When my sister and I had come seeking a place for our mom who, post-stroke, declined assistance at her assisted living residence, the marketing director assured us that Dementia Disney was, as advertised, pet friendly. However, she later clarified, none of the residents actually had a pet. She recommended that we get our mom an easycare robot cat to replace her living, loving, eating, pooping and peeing tabby, assuring us that one of the residents had a robot cat and couldn’t tell the difference between it and a real feline.
Months later, I would ask that resident about her “kitty.”
Oh, the little old lady smiled. I don’t really have a cat. My children gave me one of those robot contraptions, and I pretend to think it’s real.

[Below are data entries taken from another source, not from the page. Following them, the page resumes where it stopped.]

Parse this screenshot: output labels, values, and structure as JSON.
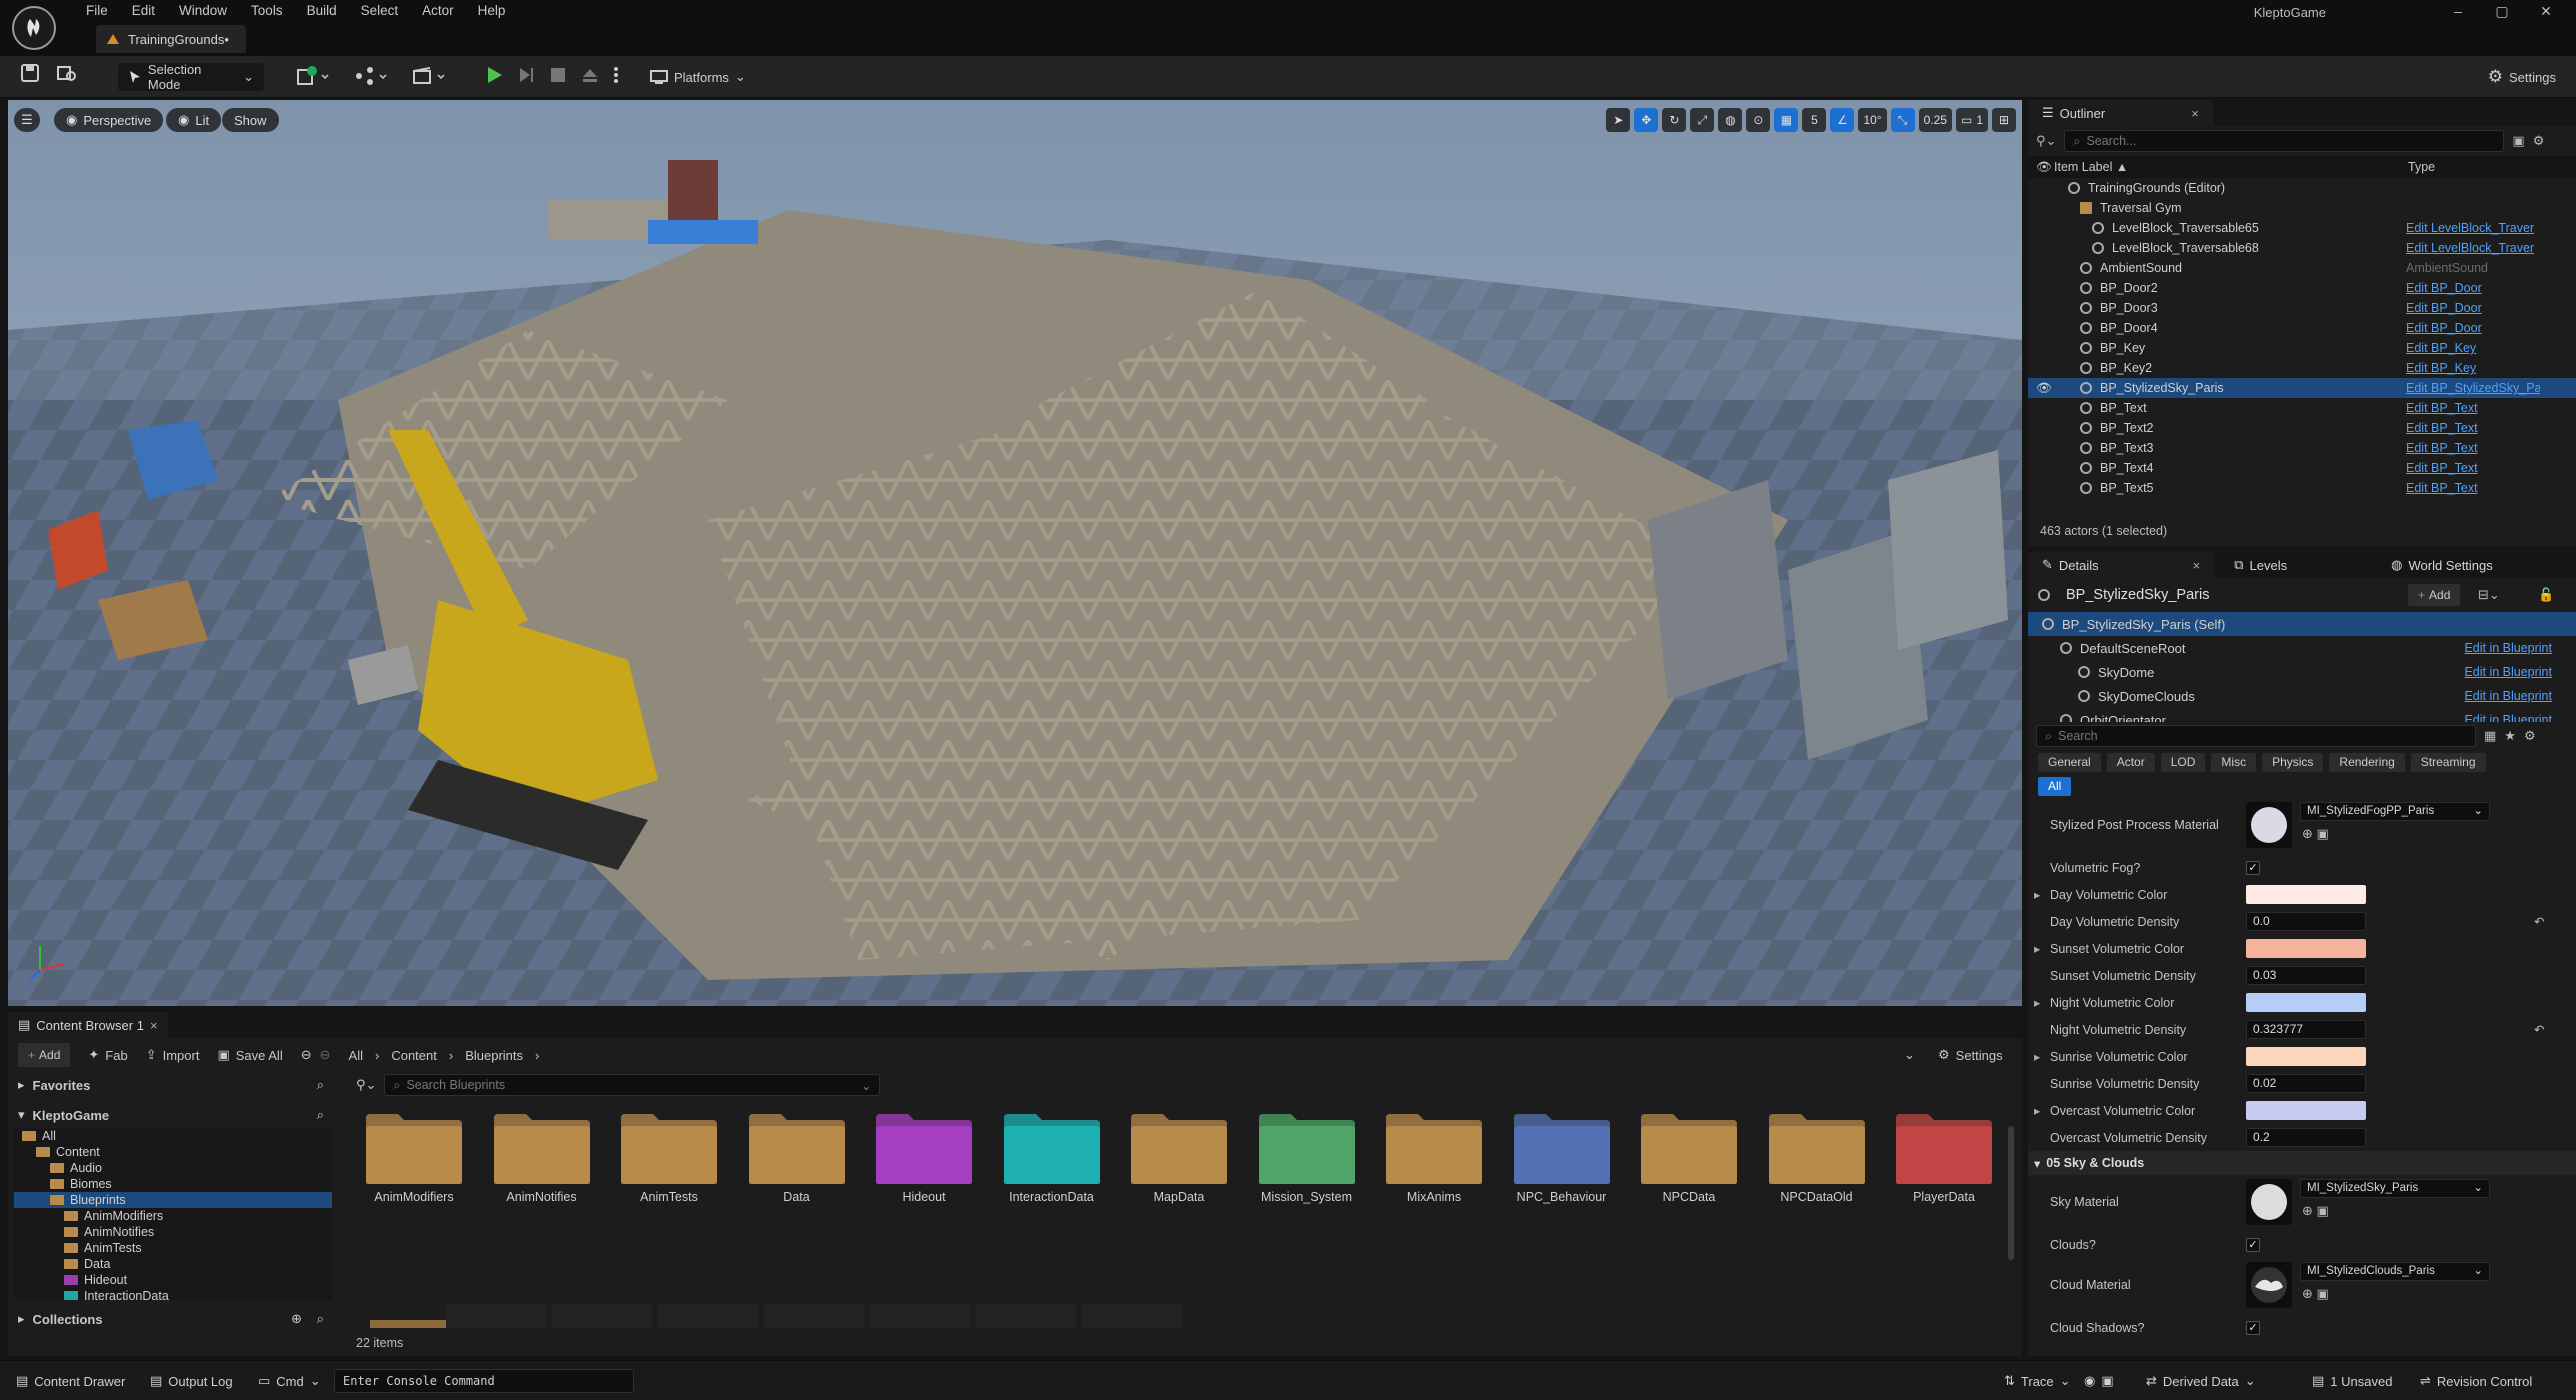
{
  "window": {
    "project": "KleptoGame",
    "tab": "TrainingGrounds•",
    "controls": [
      "–",
      "▢",
      "✕"
    ]
  },
  "menu": [
    "File",
    "Edit",
    "Window",
    "Tools",
    "Build",
    "Select",
    "Actor",
    "Help"
  ],
  "toolbar": {
    "mode": "Selection Mode",
    "platforms": "Platforms",
    "settings": "Settings"
  },
  "viewport": {
    "perspective": "Perspective",
    "lit": "Lit",
    "show": "Show",
    "grid": "5",
    "angle": "10°",
    "scale": "0.25",
    "camera": "1"
  },
  "outliner": {
    "tab": "Outliner",
    "search_placeholder": "Search...",
    "col_label": "Item Label ▲",
    "col_type": "Type",
    "rows": [
      {
        "label": "TrainingGrounds (Editor)",
        "type": "",
        "indent": 1,
        "link": false,
        "sel": false
      },
      {
        "label": "Traversal Gym",
        "type": "",
        "indent": 2,
        "link": false,
        "sel": false,
        "folder": true
      },
      {
        "label": "LevelBlock_Traversable65",
        "type": "Edit LevelBlock_Traver",
        "indent": 3,
        "link": true,
        "sel": false
      },
      {
        "label": "LevelBlock_Traversable68",
        "type": "Edit LevelBlock_Traver",
        "indent": 3,
        "link": true,
        "sel": false
      },
      {
        "label": "AmbientSound",
        "type": "AmbientSound",
        "indent": 2,
        "link": false,
        "sel": false
      },
      {
        "label": "BP_Door2",
        "type": "Edit BP_Door",
        "indent": 2,
        "link": true,
        "sel": false
      },
      {
        "label": "BP_Door3",
        "type": "Edit BP_Door",
        "indent": 2,
        "link": true,
        "sel": false
      },
      {
        "label": "BP_Door4",
        "type": "Edit BP_Door",
        "indent": 2,
        "link": true,
        "sel": false
      },
      {
        "label": "BP_Key",
        "type": "Edit BP_Key",
        "indent": 2,
        "link": true,
        "sel": false
      },
      {
        "label": "BP_Key2",
        "type": "Edit BP_Key",
        "indent": 2,
        "link": true,
        "sel": false
      },
      {
        "label": "BP_StylizedSky_Paris",
        "type": "Edit BP_StylizedSky_Pa",
        "indent": 2,
        "link": true,
        "sel": true
      },
      {
        "label": "BP_Text",
        "type": "Edit BP_Text",
        "indent": 2,
        "link": true,
        "sel": false
      },
      {
        "label": "BP_Text2",
        "type": "Edit BP_Text",
        "indent": 2,
        "link": true,
        "sel": false
      },
      {
        "label": "BP_Text3",
        "type": "Edit BP_Text",
        "indent": 2,
        "link": true,
        "sel": false
      },
      {
        "label": "BP_Text4",
        "type": "Edit BP_Text",
        "indent": 2,
        "link": true,
        "sel": false
      },
      {
        "label": "BP_Text5",
        "type": "Edit BP_Text",
        "indent": 2,
        "link": true,
        "sel": false
      }
    ],
    "count": "463 actors (1 selected)"
  },
  "details": {
    "tabs": [
      "Details",
      "Levels",
      "World Settings"
    ],
    "actor": "BP_StylizedSky_Paris",
    "add": "Add",
    "components": [
      {
        "label": "BP_StylizedSky_Paris (Self)",
        "edit": "",
        "indent": 0,
        "sel": true
      },
      {
        "label": "DefaultSceneRoot",
        "edit": "Edit in Blueprint",
        "indent": 1,
        "sel": false
      },
      {
        "label": "SkyDome",
        "edit": "Edit in Blueprint",
        "indent": 2,
        "sel": false
      },
      {
        "label": "SkyDomeClouds",
        "edit": "Edit in Blueprint",
        "indent": 2,
        "sel": false
      },
      {
        "label": "OrbitOrientator",
        "edit": "Edit in Blueprint",
        "indent": 1,
        "sel": false
      }
    ],
    "search_placeholder": "Search",
    "filters": [
      "General",
      "Actor",
      "LOD",
      "Misc",
      "Physics",
      "Rendering",
      "Streaming"
    ],
    "filter_all": "All",
    "post_process": {
      "label": "Stylized Post Process Material",
      "value": "MI_StylizedFogPP_Paris"
    },
    "vol_fog": "Volumetric Fog?",
    "props": [
      {
        "label": "Day Volumetric Color",
        "kind": "color",
        "color": "#fde9e6",
        "exp": true
      },
      {
        "label": "Day Volumetric Density",
        "kind": "num",
        "value": "0.0",
        "reset": true
      },
      {
        "label": "Sunset Volumetric Color",
        "kind": "color",
        "color": "#f6b39c",
        "exp": true
      },
      {
        "label": "Sunset Volumetric Density",
        "kind": "num",
        "value": "0.03"
      },
      {
        "label": "Night Volumetric Color",
        "kind": "color",
        "color": "#b6cdf7",
        "exp": true
      },
      {
        "label": "Night Volumetric Density",
        "kind": "num",
        "value": "0.323777",
        "reset": true
      },
      {
        "label": "Sunrise Volumetric Color",
        "kind": "color",
        "color": "#fcd6ba",
        "exp": true
      },
      {
        "label": "Sunrise Volumetric Density",
        "kind": "num",
        "value": "0.02"
      },
      {
        "label": "Overcast Volumetric Color",
        "kind": "color",
        "color": "#c6cbf0",
        "exp": true
      },
      {
        "label": "Overcast Volumetric Density",
        "kind": "num",
        "value": "0.2"
      }
    ],
    "section": "05 Sky & Clouds",
    "sky_material": {
      "label": "Sky Material",
      "value": "MI_StylizedSky_Paris"
    },
    "clouds": "Clouds?",
    "cloud_material": {
      "label": "Cloud Material",
      "value": "MI_StylizedClouds_Paris"
    },
    "cloud_shadows": "Cloud Shadows?"
  },
  "content_browser": {
    "tab": "Content Browser 1",
    "add": "Add",
    "fab": "Fab",
    "import": "Import",
    "save_all": "Save All",
    "path": [
      "All",
      "Content",
      "Blueprints"
    ],
    "settings": "Settings",
    "favorites": "Favorites",
    "project": "KleptoGame",
    "collections": "Collections",
    "search_placeholder": "Search Blueprints",
    "tree": [
      {
        "label": "All",
        "indent": 0,
        "color": "#b88a4b"
      },
      {
        "label": "Content",
        "indent": 1,
        "color": "#b88a4b"
      },
      {
        "label": "Audio",
        "indent": 2,
        "color": "#b88a4b"
      },
      {
        "label": "Biomes",
        "indent": 2,
        "color": "#b88a4b"
      },
      {
        "label": "Blueprints",
        "indent": 2,
        "color": "#b88a4b",
        "sel": true
      },
      {
        "label": "AnimModifiers",
        "indent": 3,
        "color": "#b88a4b"
      },
      {
        "label": "AnimNotifies",
        "indent": 3,
        "color": "#b88a4b"
      },
      {
        "label": "AnimTests",
        "indent": 3,
        "color": "#b88a4b"
      },
      {
        "label": "Data",
        "indent": 3,
        "color": "#b88a4b"
      },
      {
        "label": "Hideout",
        "indent": 3,
        "color": "#9a3fae"
      },
      {
        "label": "InteractionData",
        "indent": 3,
        "color": "#21a5a5"
      }
    ],
    "folders": [
      {
        "name": "AnimModifiers",
        "color": "#b88a4b"
      },
      {
        "name": "AnimNotifies",
        "color": "#b88a4b"
      },
      {
        "name": "AnimTests",
        "color": "#b88a4b"
      },
      {
        "name": "Data",
        "color": "#b88a4b"
      },
      {
        "name": "Hideout",
        "color": "#a53fbf"
      },
      {
        "name": "InteractionData",
        "color": "#1fb1b1"
      },
      {
        "name": "MapData",
        "color": "#b88a4b"
      },
      {
        "name": "Mission_System",
        "color": "#4fa56a"
      },
      {
        "name": "MixAnims",
        "color": "#b88a4b"
      },
      {
        "name": "NPC_Behaviour",
        "color": "#5371b3"
      },
      {
        "name": "NPCData",
        "color": "#b88a4b"
      },
      {
        "name": "NPCDataOld",
        "color": "#b88a4b"
      },
      {
        "name": "PlayerData",
        "color": "#c24545"
      }
    ],
    "count": "22 items"
  },
  "statusbar": {
    "drawer": "Content Drawer",
    "output": "Output Log",
    "cmd": "Cmd",
    "console_placeholder": "Enter Console Command",
    "trace": "Trace",
    "derived": "Derived Data",
    "unsaved": "1 Unsaved",
    "revision": "Revision Control"
  }
}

Certainly, no mechanical contraption would delude my mom who has had a succession of pets since birth. Looking at old photo albums with her recently, I realized that the pet affection is genetic: both of her parents, who grew up on farms on tiny McNeil Island, are pictured with a steady cast of canine and feline companions. In fact, a number of the photographs feature just the pet, name and age recorded but nary a human in sight.
My mom’s current cat is on track to become the most expensive nondescript grey tabby in history, given the exorbitant pet deposits and fees the homes demand, but I’m fairly certain that without her feline companion, my mom would not be alive. Case in point: a week after her stroke, when she’d been discharged to the rehabilitation wing at her assisted living residence, I wheeled my mom to her apartment to visit her cat. Mom was feeble and emaciated, but when I returned from the bathroom, she had maneuvered herself out of her wheelchair and onto the couch where she had fallen asleep, her cat contentedly purring on her chest and my dog keeping watch from the carpet. A few hours later my mom opened her eyes long enough to say, “I’m not going back downstairs,” and she didn’t. She and her companions knew what she needed most.
Having spent long weekends with my friendly dog at Dementia Disney for the past nine months, I can say unequivocally that such residences need animals. Therapy dogs; friendly cats; these wonderful creatures intuit human needs and offer unmitigated, non-judgmental and complete warmth and attention and touch. Humans need that; perhaps humans in institutions need that more.
What Dementia Disney had, instead, aside from the huge, ignored, photographs, was a lot of staff, people, bless their hearts, who work long and largely thankless hours with difficult seniors. The staff should be paid handsomely for the kind work they do, but my guess is that they aren’t. Having experienced three such institutions, I’m struck by the fact that wealthy Americans are hiring Ethiopians and Eritreans to care for our parents, and I wonder about the caregivers’ own parents back home in Africa.
I think of those dedicated workers as I recall springing my mom from the cuckoo’s nest, feeling slightly hysterical myself as six or seven people, arms outstretched like zombies in a vain effort to catch us or the elevator, followed us down the eternal hallway, trying to escape.
“Elevator d-o-w-n” said the incongruously sultry voice as the elevator door closed.
Down we went: my dog and I, my mom and, tucked in his traveling case on her walker, Toby, the cat.